Gas at 4 Dollars

Today, for the first time ever, I filled up my tank with regular gasoline and I paid more than 4 dollars per gallon. Filling my tank took over 70 dollars. I remember it was not too long ago that I was stunned when I broke the 60 dollar barrier.

When I first drove in America in 1977, a gallon of gas cost 62 cents. I drove a huge, V-8 powered 1973 Ford LTD that got 10 miles to the gallon. I liked that car. It cost me over 10 dollars to fill it up, and I remember how that hurt.

I predict that we’re not far away from needing 100 dollars to fill up a car.

Yes, the oil companies are making record profits, and did so during the hard years of 2007, 2008 and 2009. They are raking it in while they can, because they know the gravy train is coming to an end. The International Energy Agency announced in 2006 that the world had hit “Peak Oil” meaning that oil production worldwide had hit the maximum. Going forward from Peak Oil, it will be harder and more expensive to extract and deliver oil, and new supplies will lag behind new demand.

There is a lot of controversy about the Peak Oil theory. People argue that the Peak Oil crowd does not know what they are talking about. So, for a moment, let’s put aside all studies and all science, and especially all American politics.

It took about 500 million years to make all the oil in the world. Oil is basically the end-result of millions of years of sunshine (solar energy) being trapped in organic material, mostly plants. The earth is not making any more of the stuff at an appreciable rate. About a hundred years ago we started using it up by burning it and as ingredients for manufacturing, and we have made a measurable dent in our supply. If you trust the doom-sayers, we have about 20 years of oil left at the current consumption. Some say 20 to 50 years. Wild and crazy optimists say 100 years. But it’s limited, very limited, and we will run out.

The question is not if Peak Oil is real.

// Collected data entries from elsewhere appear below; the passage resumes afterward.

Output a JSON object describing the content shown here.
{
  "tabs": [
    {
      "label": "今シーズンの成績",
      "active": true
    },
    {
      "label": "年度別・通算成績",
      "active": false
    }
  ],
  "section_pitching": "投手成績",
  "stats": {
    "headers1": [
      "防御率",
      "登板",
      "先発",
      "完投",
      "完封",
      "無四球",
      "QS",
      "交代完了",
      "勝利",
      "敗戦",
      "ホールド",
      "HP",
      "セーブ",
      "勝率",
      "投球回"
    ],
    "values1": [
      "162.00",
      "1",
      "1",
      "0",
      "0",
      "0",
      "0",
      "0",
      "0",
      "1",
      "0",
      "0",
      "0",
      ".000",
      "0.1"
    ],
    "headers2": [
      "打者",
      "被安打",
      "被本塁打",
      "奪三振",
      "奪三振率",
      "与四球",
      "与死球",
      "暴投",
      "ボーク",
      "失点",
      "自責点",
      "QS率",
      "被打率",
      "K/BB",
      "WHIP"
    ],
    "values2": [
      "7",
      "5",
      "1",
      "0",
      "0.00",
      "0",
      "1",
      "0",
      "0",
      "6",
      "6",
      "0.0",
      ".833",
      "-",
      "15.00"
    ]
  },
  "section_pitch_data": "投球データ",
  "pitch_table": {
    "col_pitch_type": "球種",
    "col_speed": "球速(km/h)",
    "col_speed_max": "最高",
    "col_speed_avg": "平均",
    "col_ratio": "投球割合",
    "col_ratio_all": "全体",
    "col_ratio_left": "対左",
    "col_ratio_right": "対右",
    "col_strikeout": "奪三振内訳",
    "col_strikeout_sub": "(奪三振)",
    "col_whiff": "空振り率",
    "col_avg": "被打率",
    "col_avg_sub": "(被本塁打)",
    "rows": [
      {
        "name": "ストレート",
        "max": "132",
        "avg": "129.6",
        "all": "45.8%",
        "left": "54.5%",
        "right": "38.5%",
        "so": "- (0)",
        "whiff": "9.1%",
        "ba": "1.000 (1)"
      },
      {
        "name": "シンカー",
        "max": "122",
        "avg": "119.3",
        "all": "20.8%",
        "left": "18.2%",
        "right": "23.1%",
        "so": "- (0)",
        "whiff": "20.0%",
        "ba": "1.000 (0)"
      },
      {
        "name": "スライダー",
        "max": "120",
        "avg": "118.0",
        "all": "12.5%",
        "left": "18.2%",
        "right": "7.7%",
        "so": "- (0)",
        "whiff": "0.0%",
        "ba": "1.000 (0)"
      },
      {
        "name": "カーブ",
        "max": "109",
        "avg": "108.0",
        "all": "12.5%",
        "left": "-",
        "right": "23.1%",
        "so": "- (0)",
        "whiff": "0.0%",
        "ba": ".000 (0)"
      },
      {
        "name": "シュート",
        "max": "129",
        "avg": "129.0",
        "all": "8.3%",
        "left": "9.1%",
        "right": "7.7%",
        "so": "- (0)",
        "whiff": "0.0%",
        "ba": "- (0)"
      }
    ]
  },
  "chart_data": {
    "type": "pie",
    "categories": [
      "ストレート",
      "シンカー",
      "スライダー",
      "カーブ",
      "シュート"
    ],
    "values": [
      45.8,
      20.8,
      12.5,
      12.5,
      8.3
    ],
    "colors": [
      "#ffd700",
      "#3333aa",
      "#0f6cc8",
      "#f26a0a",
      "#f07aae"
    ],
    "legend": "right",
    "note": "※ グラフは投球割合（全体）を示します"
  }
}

The only question we may ask is if it really happened in 2006, or if it’s still off in the future, perhaps in 2016 or 2026.

However: We. Will. Run. Out. Of. Oil.

Only when a gallon of gas costs 10 or 20 dollars will we start realizing that we had better figure out what to do. Because we won’t be able to pump gas into our trucks, trains, planes and automobiles anymore. Or, heaven forbid, into our tanks.

We will then yearn for the good old days of gas at 4 dollars.